Molecule discovery plays a crucial role in various scientific fields, advancing the design of tailored materials and drugs. However, most of the existing methods heavily rely on domain experts, require excessive computational cost, or suffer from sub-optimal performance. On the other hand, Large Language Models (LLMs), like ChatGPT, have shown remarkable performance in various cross-modal tasks due to their powerful capabilities in natural language understanding, generalization, and in-context learning (ICL), which provides unprecedented opportunities to advance molecule discovery. Despite several previous works trying to apply LLMs in this task, the lack of domain-specific corpus and difficulties in training specialized LLMs still remain challenges. In this work, we propose a novel LLM-based framework (MolReGPT) for molecule-caption translation, where an In-Context Few-Shot Molecule Learning paradigm is introduced to empower molecule discovery with LLMs like ChatGPT to perform their in-context learning capability without domain-specific pre-training and fine-tuning. MolReGPT leverages the principle of molecular similarity to retrieve similar molecules and their text descriptions from a local database to enable LLMs to learn the task knowledge from context examples. We evaluate the effectiveness of MolReGPT on molecule-caption translation, including molecule understanding and text-based molecule generation. Experimental results show that compared to fine-tuned models, MolReGPT outperforms MolT5-base and is comparable to MolT5-large without additional training. To the best of our knowledge, MolReGPT is the first work to leverage LLMs via in-context learning in molecule-caption translation for advancing molecule discovery. Our work expands the scope of LLM applications, as well as providing a new paradigm for molecule discovery and design.

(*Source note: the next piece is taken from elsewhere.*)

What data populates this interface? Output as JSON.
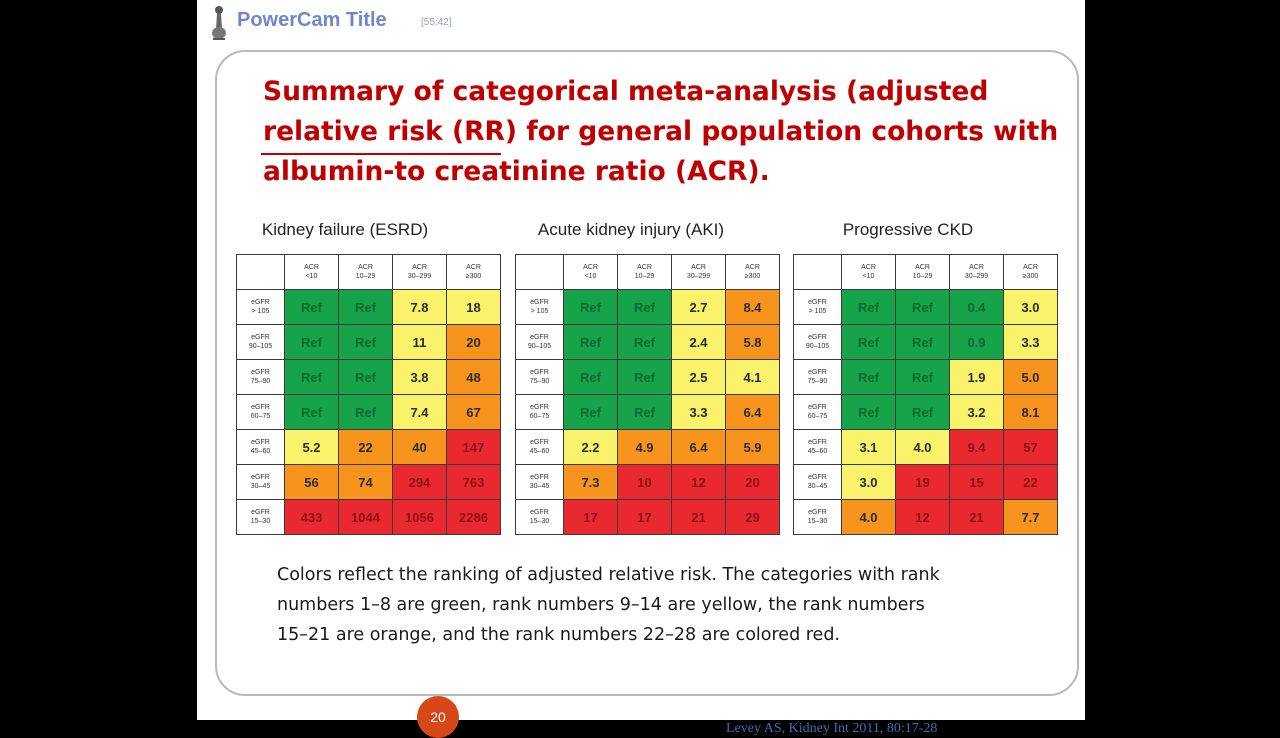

翻译：分子发现在多个科学领域发挥着关键作用，推动了定制材料和药物的设计。然而，现有方法大多严重依赖领域专家、计算成本过高或性能欠佳。另一方面，以ChatGPT为代表的大型语言模型（LLM）凭借其在自然语言理解、泛化能力和上下文学习（ICL）方面的强大能力，在各种跨模态任务中展现出卓越性能，这为推进分子发现带来了前所未有的机遇。尽管已有若干研究尝试将LLM应用于此任务，但领域特定语料库的缺乏以及训练专用LLM的困难仍然是挑战。本文提出了一种基于LLM的新型框架（MolReGPT）用于分子-文本翻译，其中引入了上下文少样本分子学习范式，使ChatGPT等LLM能够无需领域预训练和微调即可发挥其上下文学习能力，从而赋能分子发现。MolReGPT利用分子相似性原理，从本地数据库中检索相似分子及其文本描述，使LLM能够从上下文示例中学习任务知识。我们在分子-文本翻译任务上评估了MolReGPT的有效性，包括分子理解和基于文本的分子生成。实验结果表明，与微调模型相比，MolReGPT在无需额外训练的情况下优于MolT5-base，且与MolT5-large性能相当。据我们所知，MolReGPT是首个在分子-文本翻译中利用LLM进行上下文学习以推进分子发现的研究。本工作不仅拓展了LLM的应用范围，也为分子发现与设计提供了新的范式。